For instance: I have a job. A full-time-get-up-at-6:30-don’t-get-home-til-after-5pm job. And it can be exhausting. I’ve had days where I’ll have 14 or 15 meetings strung together like Christmas lights: a green meeting where everything is good followed by a red one where everything is in the ditch. I also have a renewed interest in getting back into shape. I have two teenage boys who regularly need homework attention. We like to have dinner together. We like to do all sorts of things together. My wife and I like to watch a little TV to unwind before we go to bed.

By the time Friday morning’s alarm wakes me, I’m pretty much toast.

So, let’s pull out the recipe book and make some time. Or don our Indiana Jones hat and whip and find some.

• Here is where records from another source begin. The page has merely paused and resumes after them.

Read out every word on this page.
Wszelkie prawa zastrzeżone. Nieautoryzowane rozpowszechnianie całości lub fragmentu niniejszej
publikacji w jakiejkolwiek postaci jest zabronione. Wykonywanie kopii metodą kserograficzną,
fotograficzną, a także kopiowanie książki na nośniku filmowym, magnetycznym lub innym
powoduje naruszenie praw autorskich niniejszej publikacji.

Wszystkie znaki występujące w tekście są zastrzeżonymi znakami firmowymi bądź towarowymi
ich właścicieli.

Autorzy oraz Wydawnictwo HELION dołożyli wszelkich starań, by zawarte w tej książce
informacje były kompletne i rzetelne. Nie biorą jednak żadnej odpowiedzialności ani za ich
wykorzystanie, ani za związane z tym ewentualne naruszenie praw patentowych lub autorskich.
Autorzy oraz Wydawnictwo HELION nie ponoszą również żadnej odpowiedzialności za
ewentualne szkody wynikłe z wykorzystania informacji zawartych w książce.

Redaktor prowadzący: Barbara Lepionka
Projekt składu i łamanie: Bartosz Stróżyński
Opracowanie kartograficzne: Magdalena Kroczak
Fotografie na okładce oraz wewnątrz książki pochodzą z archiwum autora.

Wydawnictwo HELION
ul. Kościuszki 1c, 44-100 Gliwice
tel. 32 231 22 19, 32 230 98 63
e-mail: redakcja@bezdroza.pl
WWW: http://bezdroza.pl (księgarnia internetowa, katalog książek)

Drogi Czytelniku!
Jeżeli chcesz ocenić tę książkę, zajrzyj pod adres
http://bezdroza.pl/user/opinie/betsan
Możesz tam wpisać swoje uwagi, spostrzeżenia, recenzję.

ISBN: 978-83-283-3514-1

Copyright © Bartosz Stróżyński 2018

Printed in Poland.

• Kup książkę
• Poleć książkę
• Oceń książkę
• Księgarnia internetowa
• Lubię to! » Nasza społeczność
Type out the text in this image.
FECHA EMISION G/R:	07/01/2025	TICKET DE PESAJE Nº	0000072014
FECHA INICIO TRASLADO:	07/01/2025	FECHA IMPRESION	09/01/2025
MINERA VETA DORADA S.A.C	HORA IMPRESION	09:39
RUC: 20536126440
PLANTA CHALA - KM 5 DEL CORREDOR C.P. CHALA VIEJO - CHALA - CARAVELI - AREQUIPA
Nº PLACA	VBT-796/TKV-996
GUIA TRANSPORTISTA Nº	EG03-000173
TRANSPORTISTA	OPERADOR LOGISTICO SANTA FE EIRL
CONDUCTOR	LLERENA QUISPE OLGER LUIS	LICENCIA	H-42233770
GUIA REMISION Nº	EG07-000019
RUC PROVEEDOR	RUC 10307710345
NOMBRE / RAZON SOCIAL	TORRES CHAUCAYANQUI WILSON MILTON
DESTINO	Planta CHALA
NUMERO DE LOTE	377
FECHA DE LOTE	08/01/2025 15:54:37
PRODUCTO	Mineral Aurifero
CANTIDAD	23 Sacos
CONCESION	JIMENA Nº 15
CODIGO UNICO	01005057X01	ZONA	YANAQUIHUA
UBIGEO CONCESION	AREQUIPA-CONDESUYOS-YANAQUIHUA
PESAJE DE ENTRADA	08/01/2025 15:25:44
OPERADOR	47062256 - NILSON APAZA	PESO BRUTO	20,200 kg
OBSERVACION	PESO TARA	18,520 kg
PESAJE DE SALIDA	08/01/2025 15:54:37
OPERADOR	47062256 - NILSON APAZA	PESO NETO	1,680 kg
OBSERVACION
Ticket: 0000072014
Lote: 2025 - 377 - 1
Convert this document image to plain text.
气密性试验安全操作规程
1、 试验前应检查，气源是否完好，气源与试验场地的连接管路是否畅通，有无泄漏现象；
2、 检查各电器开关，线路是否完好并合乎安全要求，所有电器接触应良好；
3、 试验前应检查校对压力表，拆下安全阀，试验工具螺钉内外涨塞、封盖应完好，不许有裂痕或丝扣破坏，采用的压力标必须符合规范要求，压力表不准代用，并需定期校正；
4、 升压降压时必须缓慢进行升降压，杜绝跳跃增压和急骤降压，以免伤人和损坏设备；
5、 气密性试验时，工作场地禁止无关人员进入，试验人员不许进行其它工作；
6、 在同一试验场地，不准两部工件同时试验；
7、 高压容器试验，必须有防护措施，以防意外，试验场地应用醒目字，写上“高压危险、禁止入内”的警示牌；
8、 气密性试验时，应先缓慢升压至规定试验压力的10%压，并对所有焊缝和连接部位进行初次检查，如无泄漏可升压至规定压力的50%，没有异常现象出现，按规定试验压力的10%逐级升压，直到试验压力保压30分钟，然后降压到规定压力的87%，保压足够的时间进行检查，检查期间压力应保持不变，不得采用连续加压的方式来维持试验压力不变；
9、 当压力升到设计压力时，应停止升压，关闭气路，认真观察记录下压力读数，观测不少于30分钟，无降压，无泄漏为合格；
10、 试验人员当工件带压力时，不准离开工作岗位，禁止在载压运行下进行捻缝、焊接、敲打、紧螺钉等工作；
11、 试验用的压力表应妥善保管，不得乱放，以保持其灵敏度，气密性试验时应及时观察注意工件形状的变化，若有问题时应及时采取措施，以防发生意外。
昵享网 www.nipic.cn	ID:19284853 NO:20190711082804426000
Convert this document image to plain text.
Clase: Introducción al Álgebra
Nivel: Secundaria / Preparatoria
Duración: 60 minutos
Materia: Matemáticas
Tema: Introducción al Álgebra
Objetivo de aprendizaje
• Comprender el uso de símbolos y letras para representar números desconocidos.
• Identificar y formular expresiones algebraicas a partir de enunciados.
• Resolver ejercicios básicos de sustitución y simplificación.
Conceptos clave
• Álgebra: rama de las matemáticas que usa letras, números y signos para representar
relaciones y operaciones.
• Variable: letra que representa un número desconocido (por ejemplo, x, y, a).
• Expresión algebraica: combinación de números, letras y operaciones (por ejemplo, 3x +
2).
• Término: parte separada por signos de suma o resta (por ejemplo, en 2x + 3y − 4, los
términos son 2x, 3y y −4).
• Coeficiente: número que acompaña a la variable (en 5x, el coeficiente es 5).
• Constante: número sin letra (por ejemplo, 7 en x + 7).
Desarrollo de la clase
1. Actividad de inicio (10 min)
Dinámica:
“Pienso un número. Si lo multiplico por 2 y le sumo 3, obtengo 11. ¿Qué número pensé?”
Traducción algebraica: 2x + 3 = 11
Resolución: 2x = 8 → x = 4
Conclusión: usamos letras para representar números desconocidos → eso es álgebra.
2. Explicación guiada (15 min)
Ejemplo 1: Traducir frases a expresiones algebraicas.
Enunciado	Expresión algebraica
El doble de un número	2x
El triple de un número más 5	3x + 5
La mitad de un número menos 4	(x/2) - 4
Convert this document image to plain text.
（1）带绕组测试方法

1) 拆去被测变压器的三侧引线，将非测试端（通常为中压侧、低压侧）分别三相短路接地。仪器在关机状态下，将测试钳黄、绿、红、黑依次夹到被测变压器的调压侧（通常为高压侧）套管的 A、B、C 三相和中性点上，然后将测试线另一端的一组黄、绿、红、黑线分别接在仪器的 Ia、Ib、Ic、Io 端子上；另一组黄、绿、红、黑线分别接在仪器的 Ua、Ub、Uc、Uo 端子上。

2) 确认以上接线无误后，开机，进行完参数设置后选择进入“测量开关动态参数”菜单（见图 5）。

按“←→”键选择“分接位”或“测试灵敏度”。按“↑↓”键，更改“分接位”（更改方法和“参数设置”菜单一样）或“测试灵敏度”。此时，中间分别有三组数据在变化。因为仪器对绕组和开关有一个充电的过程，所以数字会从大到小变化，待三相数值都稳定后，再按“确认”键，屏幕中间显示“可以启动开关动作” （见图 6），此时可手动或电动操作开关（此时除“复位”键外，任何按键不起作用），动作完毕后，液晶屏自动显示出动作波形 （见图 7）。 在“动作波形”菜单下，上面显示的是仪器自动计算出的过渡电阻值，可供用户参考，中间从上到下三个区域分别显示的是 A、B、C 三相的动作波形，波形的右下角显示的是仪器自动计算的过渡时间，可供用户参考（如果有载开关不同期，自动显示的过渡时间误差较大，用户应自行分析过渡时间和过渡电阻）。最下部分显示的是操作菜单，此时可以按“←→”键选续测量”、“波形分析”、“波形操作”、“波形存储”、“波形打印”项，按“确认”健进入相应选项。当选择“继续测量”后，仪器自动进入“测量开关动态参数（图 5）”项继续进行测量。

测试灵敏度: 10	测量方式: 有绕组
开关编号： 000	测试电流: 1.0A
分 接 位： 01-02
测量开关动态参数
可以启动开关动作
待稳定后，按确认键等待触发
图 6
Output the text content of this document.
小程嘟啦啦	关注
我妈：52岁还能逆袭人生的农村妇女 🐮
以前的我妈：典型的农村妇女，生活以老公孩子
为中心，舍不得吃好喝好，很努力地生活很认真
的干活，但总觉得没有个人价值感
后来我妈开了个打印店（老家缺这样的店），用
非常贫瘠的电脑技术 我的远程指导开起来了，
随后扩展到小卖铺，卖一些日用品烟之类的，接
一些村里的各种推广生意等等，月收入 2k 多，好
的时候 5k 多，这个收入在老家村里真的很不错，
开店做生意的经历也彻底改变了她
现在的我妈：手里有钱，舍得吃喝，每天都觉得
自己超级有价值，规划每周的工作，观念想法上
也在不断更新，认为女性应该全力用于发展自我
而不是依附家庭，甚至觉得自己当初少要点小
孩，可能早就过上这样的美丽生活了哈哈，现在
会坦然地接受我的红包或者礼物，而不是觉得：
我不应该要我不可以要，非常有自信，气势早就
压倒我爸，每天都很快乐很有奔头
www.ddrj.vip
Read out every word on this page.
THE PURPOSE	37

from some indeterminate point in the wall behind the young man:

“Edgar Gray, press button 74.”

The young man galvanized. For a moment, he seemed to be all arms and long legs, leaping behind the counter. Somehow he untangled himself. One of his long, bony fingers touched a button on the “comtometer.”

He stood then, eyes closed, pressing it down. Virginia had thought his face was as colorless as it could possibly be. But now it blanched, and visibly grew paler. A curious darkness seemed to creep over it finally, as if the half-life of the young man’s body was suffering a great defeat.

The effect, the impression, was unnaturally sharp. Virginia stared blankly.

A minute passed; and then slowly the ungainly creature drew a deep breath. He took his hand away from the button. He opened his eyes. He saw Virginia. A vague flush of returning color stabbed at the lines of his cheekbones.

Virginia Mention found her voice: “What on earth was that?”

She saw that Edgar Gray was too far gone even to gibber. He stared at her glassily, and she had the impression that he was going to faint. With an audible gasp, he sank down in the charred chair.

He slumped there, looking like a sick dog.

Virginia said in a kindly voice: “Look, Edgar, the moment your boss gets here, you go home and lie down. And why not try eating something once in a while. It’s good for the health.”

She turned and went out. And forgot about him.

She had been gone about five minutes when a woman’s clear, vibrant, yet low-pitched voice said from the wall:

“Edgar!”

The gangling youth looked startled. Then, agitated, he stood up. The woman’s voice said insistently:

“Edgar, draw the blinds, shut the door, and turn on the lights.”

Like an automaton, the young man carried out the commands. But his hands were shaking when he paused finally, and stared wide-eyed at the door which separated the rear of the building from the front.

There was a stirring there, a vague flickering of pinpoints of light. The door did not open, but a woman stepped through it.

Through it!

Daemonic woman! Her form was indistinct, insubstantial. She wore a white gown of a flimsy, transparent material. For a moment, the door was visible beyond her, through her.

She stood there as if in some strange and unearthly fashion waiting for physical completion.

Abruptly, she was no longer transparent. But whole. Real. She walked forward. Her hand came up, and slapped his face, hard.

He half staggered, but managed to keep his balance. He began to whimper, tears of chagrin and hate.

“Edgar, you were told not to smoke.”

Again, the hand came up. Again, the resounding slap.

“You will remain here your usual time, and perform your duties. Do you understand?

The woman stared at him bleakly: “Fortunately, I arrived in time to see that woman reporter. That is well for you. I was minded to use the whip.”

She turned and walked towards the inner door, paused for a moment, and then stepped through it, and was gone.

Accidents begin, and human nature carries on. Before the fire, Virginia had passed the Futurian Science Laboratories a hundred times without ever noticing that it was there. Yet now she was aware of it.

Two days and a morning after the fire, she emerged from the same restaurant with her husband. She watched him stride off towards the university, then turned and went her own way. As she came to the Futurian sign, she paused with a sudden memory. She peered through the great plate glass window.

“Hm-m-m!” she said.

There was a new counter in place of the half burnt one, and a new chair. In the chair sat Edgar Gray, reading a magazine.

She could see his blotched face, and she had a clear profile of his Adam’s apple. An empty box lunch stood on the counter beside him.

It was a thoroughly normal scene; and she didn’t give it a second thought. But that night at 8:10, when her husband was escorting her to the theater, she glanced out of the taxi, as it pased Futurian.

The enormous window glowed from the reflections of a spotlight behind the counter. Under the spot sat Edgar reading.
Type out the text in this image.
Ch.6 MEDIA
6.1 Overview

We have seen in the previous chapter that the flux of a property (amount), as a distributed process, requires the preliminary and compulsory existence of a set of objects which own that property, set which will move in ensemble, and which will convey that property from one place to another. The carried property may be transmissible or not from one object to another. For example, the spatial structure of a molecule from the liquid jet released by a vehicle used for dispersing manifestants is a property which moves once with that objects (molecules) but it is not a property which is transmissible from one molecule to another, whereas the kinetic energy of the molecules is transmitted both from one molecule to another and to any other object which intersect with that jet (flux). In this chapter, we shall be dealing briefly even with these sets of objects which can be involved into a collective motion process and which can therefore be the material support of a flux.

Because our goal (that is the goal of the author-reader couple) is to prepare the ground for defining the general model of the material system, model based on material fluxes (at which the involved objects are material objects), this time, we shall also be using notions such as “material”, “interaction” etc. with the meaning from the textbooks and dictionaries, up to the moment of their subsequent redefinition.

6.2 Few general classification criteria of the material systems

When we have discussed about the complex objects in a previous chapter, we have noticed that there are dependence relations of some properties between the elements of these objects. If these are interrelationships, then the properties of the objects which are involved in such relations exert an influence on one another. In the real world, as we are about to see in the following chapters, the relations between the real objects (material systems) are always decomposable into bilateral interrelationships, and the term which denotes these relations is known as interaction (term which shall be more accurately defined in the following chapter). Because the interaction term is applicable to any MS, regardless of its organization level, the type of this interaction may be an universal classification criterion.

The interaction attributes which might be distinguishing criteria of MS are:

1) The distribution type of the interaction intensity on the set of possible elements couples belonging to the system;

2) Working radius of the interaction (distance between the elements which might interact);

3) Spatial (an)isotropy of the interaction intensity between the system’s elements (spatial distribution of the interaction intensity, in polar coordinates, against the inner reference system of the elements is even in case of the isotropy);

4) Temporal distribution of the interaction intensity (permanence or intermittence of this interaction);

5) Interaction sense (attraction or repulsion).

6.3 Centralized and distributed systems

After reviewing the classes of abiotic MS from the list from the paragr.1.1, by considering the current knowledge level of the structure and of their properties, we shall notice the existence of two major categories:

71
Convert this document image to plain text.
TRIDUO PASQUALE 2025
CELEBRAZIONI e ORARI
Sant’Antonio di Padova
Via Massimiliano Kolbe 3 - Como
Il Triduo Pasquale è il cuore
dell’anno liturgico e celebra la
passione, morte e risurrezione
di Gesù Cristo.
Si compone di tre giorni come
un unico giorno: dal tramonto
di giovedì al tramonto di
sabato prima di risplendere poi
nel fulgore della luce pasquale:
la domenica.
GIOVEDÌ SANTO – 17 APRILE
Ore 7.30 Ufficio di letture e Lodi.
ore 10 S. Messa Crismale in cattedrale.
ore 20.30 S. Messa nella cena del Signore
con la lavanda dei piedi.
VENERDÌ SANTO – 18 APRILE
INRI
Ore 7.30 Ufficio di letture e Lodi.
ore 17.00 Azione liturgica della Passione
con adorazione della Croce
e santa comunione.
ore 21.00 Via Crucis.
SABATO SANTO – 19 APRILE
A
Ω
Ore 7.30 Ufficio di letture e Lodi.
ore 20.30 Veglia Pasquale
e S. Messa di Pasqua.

Bottom line: there’s no magic pill to take to find or make time. There’s no amount of preaching a writer can do to you or you can do to yourself to “just write.” It comes down to prioritizing. 

Do you want to write?

Then do less of something else. 

There are writers who carve out the same schedule every week to write. Three hours every Saturday morning is writing time. That won’t work for everyone, because there will be times when you stare at the screen for three hours and it stares back. Not everyone can schedule inspiration. But you do need to determine what works best for you and then stick to it. 

Trust me: getting your novel written is just step one. You need to get feedback on it. You need to incorporate feedback. There will be moments when you’ll want to drag the entire thing to the trash bin, hit the empty button and go watch Game of Thrones. There might be tears. There will undoubtedly be arguments. 

But what this comes down to is you. Not making time, but making the decision to write. I can promise you this: the journey from blank page to last period is a daunting one, a quest that will push you, break you, build you back up again, and ultimately fulfill you. But only you can make that journey. 

If you prioritize it as part of your life.

Now, I could write tonight… but I’m going to watch Game 1 of the Stanley Cup Finals with my family. And that’s my decision, my choice on how to prioritize my time tonight.